Thursday, October 26, 2006

Sinking to a new low

I remember back in my bar days (pre-children and real life responsibilities) how difficult it was sometimes to land my rear end properly on the toilet after having lost my balance due to too much alcohol. Even though I'm in better shape than I was back then, I seem to be having the same problem lately - WITHOUT having had a single drink - whenever I use the bathroom at my office.

I don't know WHY the commodes in the ladies' room are so low-to-the-ground. After all, quite a few women wear high heels, making them even taller than they usually are. Why place the toilets so the seat is a mere 1.5 feet off the floor? The edge of the bowl doesn't even hit the backs of my knees when I'm standing in front of it. This results in some extremely slow and cautious maneuvering so that I actually land on the damn thing when lowering myself down. I keep waiting to hear the toilet start making the "beep beep beep" noise that accompanies trucks when they shift into reverse.

This is why I end up using the handicapped stall whenever it's empty. At least THAT toilet is placed higher up. I'll bet few things could be more embarrassing to a property management company than having to rescue a physically challenged person from a toilet.

Monday, October 23, 2006

Phew, that was a close one

Turns out my front driver side tire was very bad. I know this because Joe, my brother-in-law, used the car Friday night to get to the store and as he was returning home, the tire blew.
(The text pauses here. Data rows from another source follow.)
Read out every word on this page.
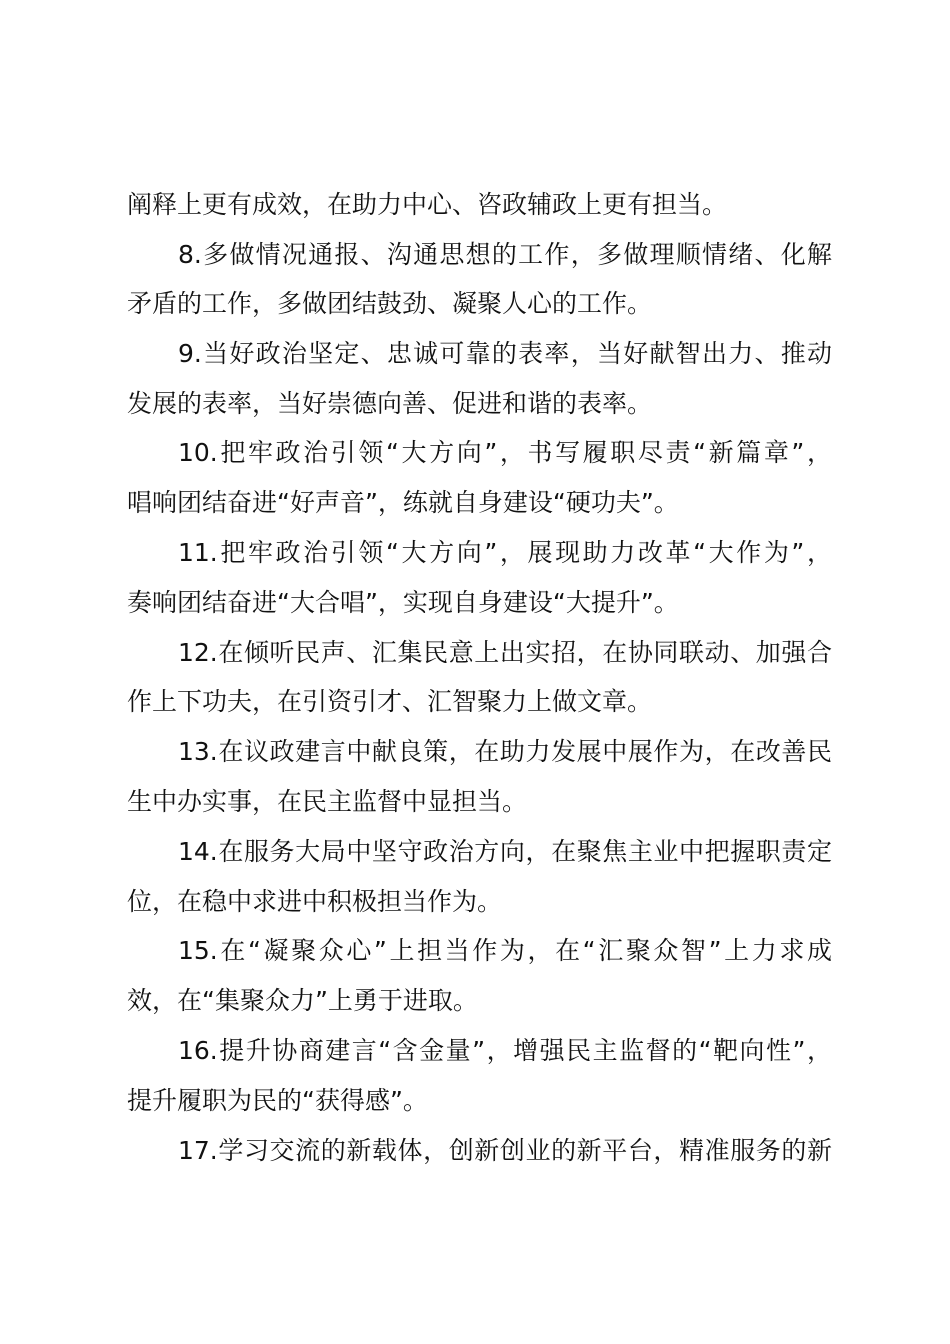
阐释上更有成效，在助力中心、咨政辅政上更有担当。
8.多做情况通报、沟通思想的工作，多做理顺情绪、化解
矛盾的工作，多做团结鼓劲、凝聚人心的工作。
9.当好政治坚定、忠诚可靠的表率，当好献智出力、推动
发展的表率，当好崇德向善、促进和谐的表率。
10.把牢政治引领“大方向”，书写履职尽责“新篇章”，
唱响团结奋进“好声音”，练就自身建设“硬功夫”。
11.把牢政治引领“大方向”，展现助力改革“大作为”，
奏响团结奋进“大合唱”，实现自身建设“大提升”。
12.在倾听民声、汇集民意上出实招，在协同联动、加强合
作上下功夫，在引资引才、汇智聚力上做文章。
13.在议政建言中献良策，在助力发展中展作为，在改善民
生中办实事，在民主监督中显担当。
14.在服务大局中坚守政治方向，在聚焦主业中把握职责定
位，在稳中求进中积极担当作为。
15.在“凝聚众心”上担当作为，在“汇聚众智”上力求成
效，在“集聚众力”上勇于进取。
16.提升协商建言“含金量”，增强民主监督的“靶向性”，
提升履职为民的“获得感”。
17.学习交流的新载体，创新创业的新平台，精准服务的新
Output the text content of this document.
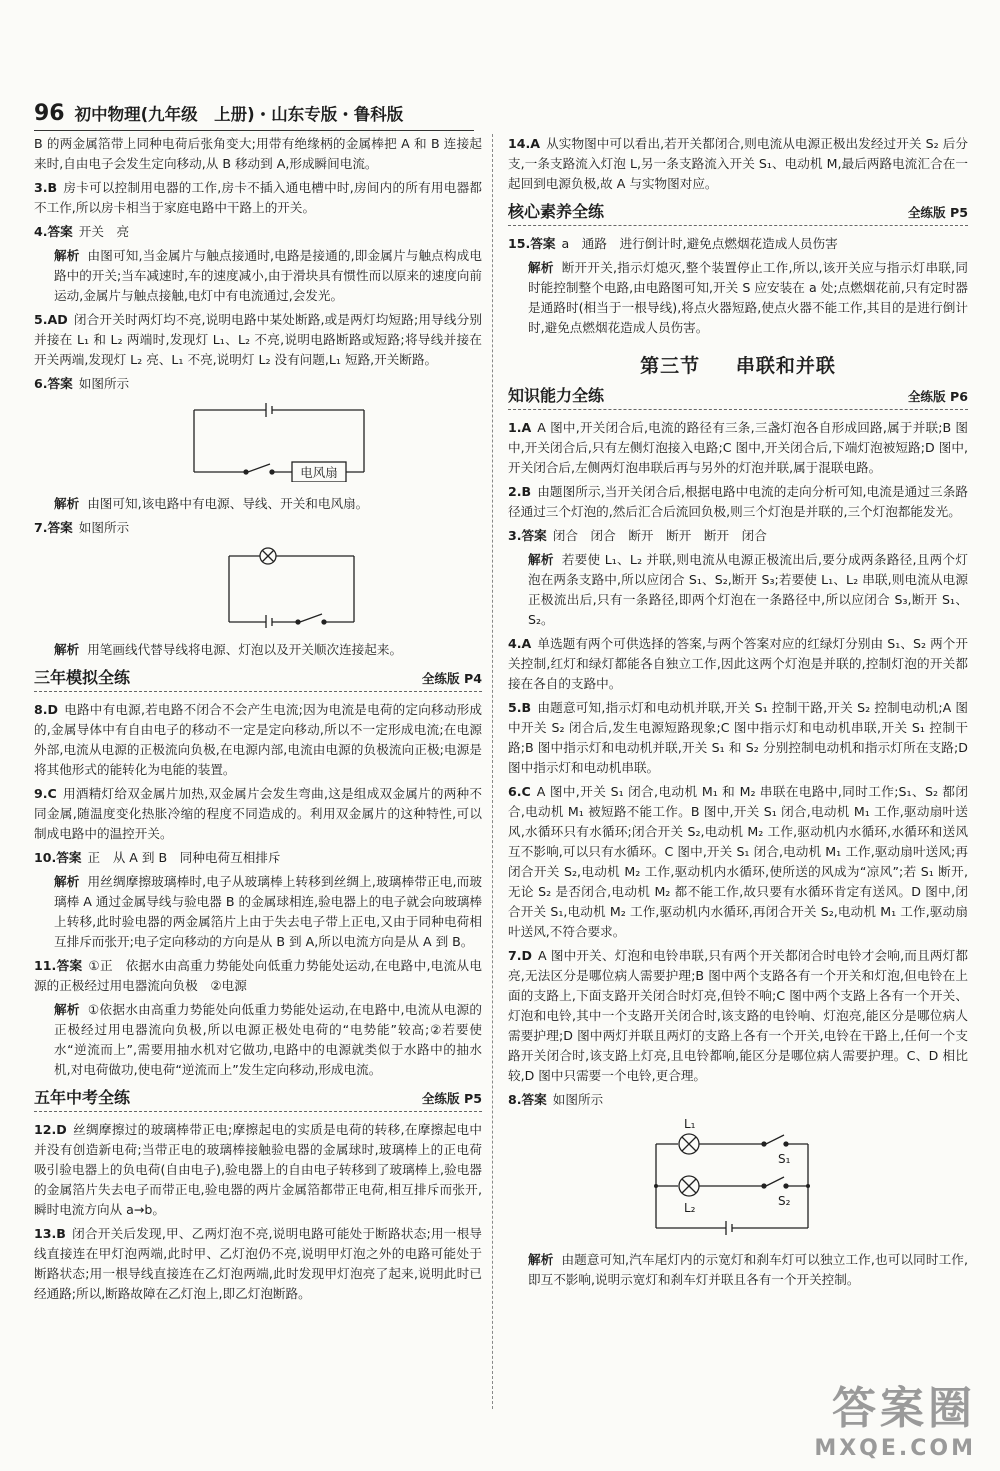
96 初中物理(九年级　上册)・山东专版・鲁科版

B 的两金属箔带上同种电荷后张角变大;用带有绝缘柄的金属棒把 A 和 B 连接起来时,自由电子会发生定向移动,从 B 移动到 A,形成瞬间电流。

3.B 房卡可以控制用电器的工作,房卡不插入通电槽中时,房间内的所有用电器都不工作,所以房卡相当于家庭电路中干路上的开关。

4.答案 开关　亮

解析 由图可知,当金属片与触点接通时,电路是接通的,即金属片与触点构成电路中的开关;当车减速时,车的速度减小,由于滑块具有惯性而以原来的速度向前运动,金属片与触点接触,电灯中有电流通过,会发光。

5.AD 闭合开关时两灯均不亮,说明电路中某处断路,或是两灯均短路;用导线分别并接在 L₁ 和 L₂ 两端时,发现灯 L₁、L₂ 不亮,说明电路断路或短路;将导线并接在开关两端,发现灯 L₂ 亮、L₁ 不亮,说明灯 L₂ 没有问题,L₁ 短路,开关断路。

6.答案 如图所示

电风扇

解析 由图可知,该电路中有电源、导线、开关和电风扇。

7.答案 如图所示

解析 用笔画线代替导线将电源、灯泡以及开关顺次连接起来。

三年模拟全练	全练版 P4

8.D 电路中有电源,若电路不闭合不会产生电流;因为电流是电荷的定向移动形成的,金属导体中有自由电子的移动不一定是定向移动,所以不一定形成电流;在电源外部,电流从电源的正极流向负极,在电源内部,电流由电源的负极流向正极;电源是将其他形式的能转化为电能的装置。

9.C 用酒精灯给双金属片加热,双金属片会发生弯曲,这是组成双金属片的两种不同金属,随温度变化热胀冷缩的程度不同造成的。利用双金属片的这种特性,可以制成电路中的温控开关。

10.答案 正　从 A 到 B　同种电荷互相排斥

解析 用丝绸摩擦玻璃棒时,电子从玻璃棒上转移到丝绸上,玻璃棒带正电,而玻璃棒 A 通过金属导线与验电器 B 的金属球相连,验电器上的电子就会向玻璃棒上转移,此时验电器的两金属箔片上由于失去电子带上正电,又由于同种电荷相互排斥而张开;电子定向移动的方向是从 B 到 A,所以电流方向是从 A 到 B。

11.答案 ①正　依据水由高重力势能处向低重力势能处运动,在电路中,电流从电源的正极经过用电器流向负极　②电源

解析 ①依据水由高重力势能处向低重力势能处运动,在电路中,电流从电源的正极经过用电器流向负极,所以电源正极处电荷的“电势能”较高;②若要使水“逆流而上”,需要用抽水机对它做功,电路中的电源就类似于水路中的抽水机,对电荷做功,使电荷“逆流而上”发生定向移动,形成电流。

五年中考全练	全练版 P5

12.D 丝绸摩擦过的玻璃棒带正电;摩擦起电的实质是电荷的转移,在摩擦起电中并没有创造新电荷;当带正电的玻璃棒接触验电器的金属球时,玻璃棒上的正电荷吸引验电器上的负电荷(自由电子),验电器上的自由电子转移到了玻璃棒上,验电器的金属箔片失去电子而带正电,验电器的两片金属箔都带正电荷,相互排斥而张开,瞬时电流方向从 a→b。

13.B 闭合开关后发现,甲、乙两灯泡不亮,说明电路可能处于断路状态;用一根导线直接连在甲灯泡两端,此时甲、乙灯泡仍不亮,说明甲灯泡之外的电路可能处于断路状态;用一根导线直接连在乙灯泡两端,此时发现甲灯泡亮了起来,说明此时已经通路;所以,断路故障在乙灯泡上,即乙灯泡断路。

14.A 从实物图中可以看出,若开关都闭合,则电流从电源正极出发经过开关 S₂ 后分支,一条支路流入灯泡 L,另一条支路流入开关 S₁、电动机 M,最后两路电流汇合在一起回到电源负极,故 A 与实物图对应。

核心素养全练	全练版 P5

15.答案 a　通路　进行倒计时,避免点燃烟花造成人员伤害

解析 断开开关,指示灯熄灭,整个装置停止工作,所以,该开关应与指示灯串联,同时能控制整个电路,由电路图可知,开关 S 应安装在 a 处;点燃烟花前,只有定时器是通路时(相当于一根导线),将点火器短路,使点火器不能工作,其目的是进行倒计时,避免点燃烟花造成人员伤害。

第三节 串联和并联
知识能力全练	全练版 P6

1.A A 图中,开关闭合后,电流的路径有三条,三盏灯泡各自形成回路,属于并联;B 图中,开关闭合后,只有左侧灯泡接入电路;C 图中,开关闭合后,下端灯泡被短路;D 图中,开关闭合后,左侧两灯泡串联后再与另外的灯泡并联,属于混联电路。

2.B 由题图所示,当开关闭合后,根据电路中电流的走向分析可知,电流是通过三条路径通过三个灯泡的,然后汇合后流回负极,则三个灯泡是并联的,三个灯泡都能发光。

3.答案 闭合　闭合　断开　断开　断开　闭合

解析 若要使 L₁、L₂ 并联,则电流从电源正极流出后,要分成两条路径,且两个灯泡在两条支路中,所以应闭合 S₁、S₂,断开 S₃;若要使 L₁、L₂ 串联,则电流从电源正极流出后,只有一条路径,即两个灯泡在一条路径中,所以应闭合 S₃,断开 S₁、S₂。

4.A 单选题有两个可供选择的答案,与两个答案对应的红绿灯分别由 S₁、S₂ 两个开关控制,红灯和绿灯都能各自独立工作,因此这两个灯泡是并联的,控制灯泡的开关都接在各自的支路中。

5.B 由题意可知,指示灯和电动机并联,开关 S₁ 控制干路,开关 S₂ 控制电动机;A 图中开关 S₂ 闭合后,发生电源短路现象;C 图中指示灯和电动机串联,开关 S₁ 控制干路;B 图中指示灯和电动机并联,开关 S₁ 和 S₂ 分别控制电动机和指示灯所在支路;D 图中指示灯和电动机串联。

6.C A 图中,开关 S₁ 闭合,电动机 M₁ 和 M₂ 串联在电路中,同时工作;S₁、S₂ 都闭合,电动机 M₁ 被短路不能工作。B 图中,开关 S₁ 闭合,电动机 M₁ 工作,驱动扇叶送风,水循环只有水循环;闭合开关 S₂,电动机 M₂ 工作,驱动机内水循环,水循环和送风互不影响,可以只有水循环。C 图中,开关 S₁ 闭合,电动机 M₁ 工作,驱动扇叶送风;再闭合开关 S₂,电动机 M₂ 工作,驱动机内水循环,使所送的风成为“凉风”;若 S₁ 断开,无论 S₂ 是否闭合,电动机 M₂ 都不能工作,故只要有水循环肯定有送风。D 图中,闭合开关 S₁,电动机 M₂ 工作,驱动机内水循环,再闭合开关 S₂,电动机 M₁ 工作,驱动扇叶送风,不符合要求。

7.D A 图中开关、灯泡和电铃串联,只有两个开关都闭合时电铃才会响,而且两灯都亮,无法区分是哪位病人需要护理;B 图中两个支路各有一个开关和灯泡,但电铃在上面的支路上,下面支路开关闭合时灯亮,但铃不响;C 图中两个支路上各有一个开关、灯泡和电铃,其中一个支路开关闭合时,该支路的电铃响、灯泡亮,能区分是哪位病人需要护理;D 图中两灯并联且两灯的支路上各有一个开关,电铃在干路上,任何一个支路开关闭合时,该支路上灯亮,且电铃都响,能区分是哪位病人需要护理。C、D 相比较,D 图中只需要一个电铃,更合理。

8.答案 如图所示

L₁
L₂
S₁
S₂

解析 由题意可知,汽车尾灯内的示宽灯和刹车灯可以独立工作,也可以同时工作,即互不影响,说明示宽灯和刹车灯并联且各有一个开关控制。

答案圈
MXQE.COM
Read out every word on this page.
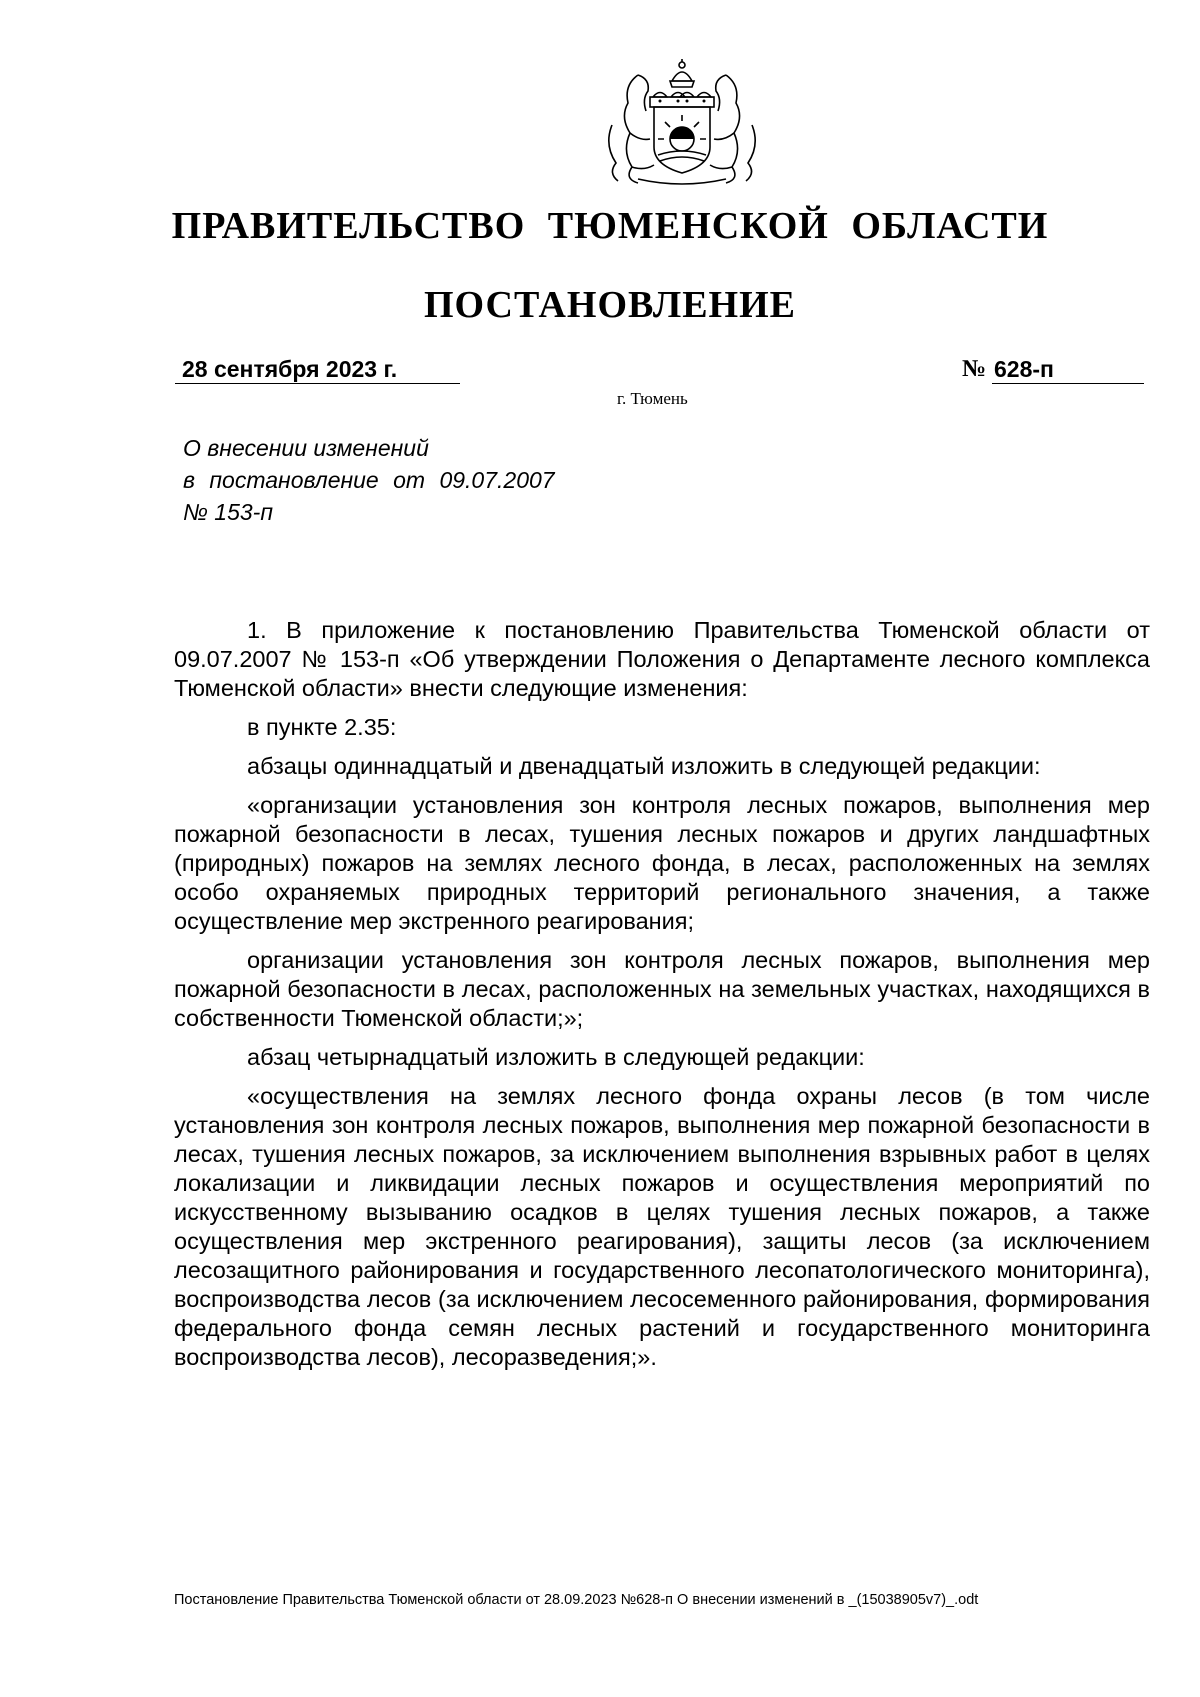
ПРАВИТЕЛЬСТВО ТЮМЕНСКОЙ ОБЛАСТИ
ПОСТАНОВЛЕНИЕ
28 сентября 2023 г.	№ 628-п
г. Тюмень
О внесении изменений
в постановление от 09.07.2007
№ 153-п

1. В приложение к постановлению Правительства Тюменской области от 09.07.2007 № 153-п «Об утверждении Положения о Департаменте лесного комплекса Тюменской области» внести следующие изменения:

в пункте 2.35:

абзацы одиннадцатый и двенадцатый изложить в следующей редакции:

«организации установления зон контроля лесных пожаров, выполнения мер пожарной безопасности в лесах, тушения лесных пожаров и других ландшафтных (природных) пожаров на землях лесного фонда, в лесах, расположенных на землях особо охраняемых природных территорий регионального значения, а также осуществление мер экстренного реагирования;

организации установления зон контроля лесных пожаров, выполнения мер пожарной безопасности в лесах, расположенных на земельных участках, находящихся в собственности Тюменской области;»;

абзац четырнадцатый изложить в следующей редакции:

«осуществления на землях лесного фонда охраны лесов (в том числе установления зон контроля лесных пожаров, выполнения мер пожарной безопасности в лесах, тушения лесных пожаров, за исключением выполнения взрывных работ в целях локализации и ликвидации лесных пожаров и осуществления мероприятий по искусственному вызыванию осадков в целях тушения лесных пожаров, а также осуществления мер экстренного реагирования), защиты лесов (за исключением лесозащитного районирования и государственного лесопатологического мониторинга), воспроизводства лесов (за исключением лесосеменного районирования, формирования федерального фонда семян лесных растений и государственного мониторинга воспроизводства лесов), лесоразведения;».

Постановление Правительства Тюменской области от 28.09.2023 №628-п О внесении изменений в _(15038905v7)_.odt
Not just fizzled to a flat...it BLEW. He was only moving at about 20mph, and still had trouble moving it out of the way of traffic to the side of the road.

I tend to drive much faster, of course, and have about a 40-mile commute from my job in New York - and generally, depending on the route I take, at least 35 of those miles are on the highway. So I figure it's only through pure luck that that sucker didn't blow out as I was clocking along at 60mph only a couple of hours earlier.

Not only did Joe get the car home without damaging the rim, the next morning he devoted several of his Saturday hours to changing the tire (to what unfortunately turned out to be only a donut spare), and then driving to Town Fair Tire and having them put two new front tires on (good thing he was there too - they tried to skip the "balancing" part of the procedure, and they would have managed to skip it had it been me standing there). Apparently the TFT technician was appalled by the state of my other front tire as well, and asked "Doesn't she ever check these?" to which Joe said he replied, "Pfft. Gas. Drive. That's her." They had a good laugh over this one.

In any case, not only was I not killed on the highway on the trip home, but I now have two brand-new front tires on my car (which withstood a truly nasty pothole on my trip to work this morning). If my husband had been the one to do all this for me, I'd STILL be hearing about what I owe him for doing it. As is usual for him, however, he wasn't even out of bed until 2pm Saturday, by which time Joe had been home from his post-tire-replacement trip to the store for two hours.

Thank you Joe!

Tuesday, October 10, 2006

Maybe OLD dogs can't learn new tricks...

...but there's still some hope for the puppies.

I was pretty depressed yesterday, and it lasted well into today. The cause of this wallow was, as it is so often, the overgrown 43-year-old five-year-old to whom I'm married.

My kids who were out of school for Columbus Day. I had put in for a vacation day, having anticipated their request for me to stay home, since they prefer me to do so whenever possible. This is because their father doesn't find life congenial, and prefers to spread the misery around so nobody feels left out. Fortunately, he slept most of the day away as he always does when I'm home, so we managed to enjoy a fairly quiet environment until 3pm or so. That's when it all went downhill.

Samantha, my older daughter, has soaked up a lot of her father's behavior patterns. She tends to yell first and ask questions later. Between the two of them, it's easy to believe one is under constant attack. Yesterday, my tolerance for this crap evaporated, especially after having been called a few choice names by my (hopefully future ex-) husband. I briefly escaped by taking a trip to the laundromat (our washing machine recently breathed its last and hasn't yet been replaced), but while I was there had to endure yet another spousal diatribe by cell phone, a modern convenience that is not without its drawbacks. As is true in many instances, with one hand technology giveth, with the other it taketh away.

In any case, at the end of a long day full of incidents that made me feel like a substandard member of the species, I was sniffling to myself on the couch. Samantha arrived home from a friend's house, and actually indicated concern...a rare occurrence. I explained that I was tired of being spoken to as if I were worthless. Amazingly, she has since been offering me food, chatting with me, performing the tasks I ask her to do, and in general acting the way a child should, at least in my fantasy life.

I'm not sure how long it will last, but at least now I have hope that maybe she can be taught. The old dog, though...the only hope I have there is that he'll either become a stray or otherwise permanently exit my life. I don't see it happening due to any effort on his part, but I did think of a great analogy today...forget the dog thing, he's much more like a toxic waste dump. One doesn't wait for the dump to move - one packs up one's stuff, and of course one's several children, and hightails it for safer, less oozy ground.

Time to leave the Love Canal. Anybody wanna help me with a plan of escape?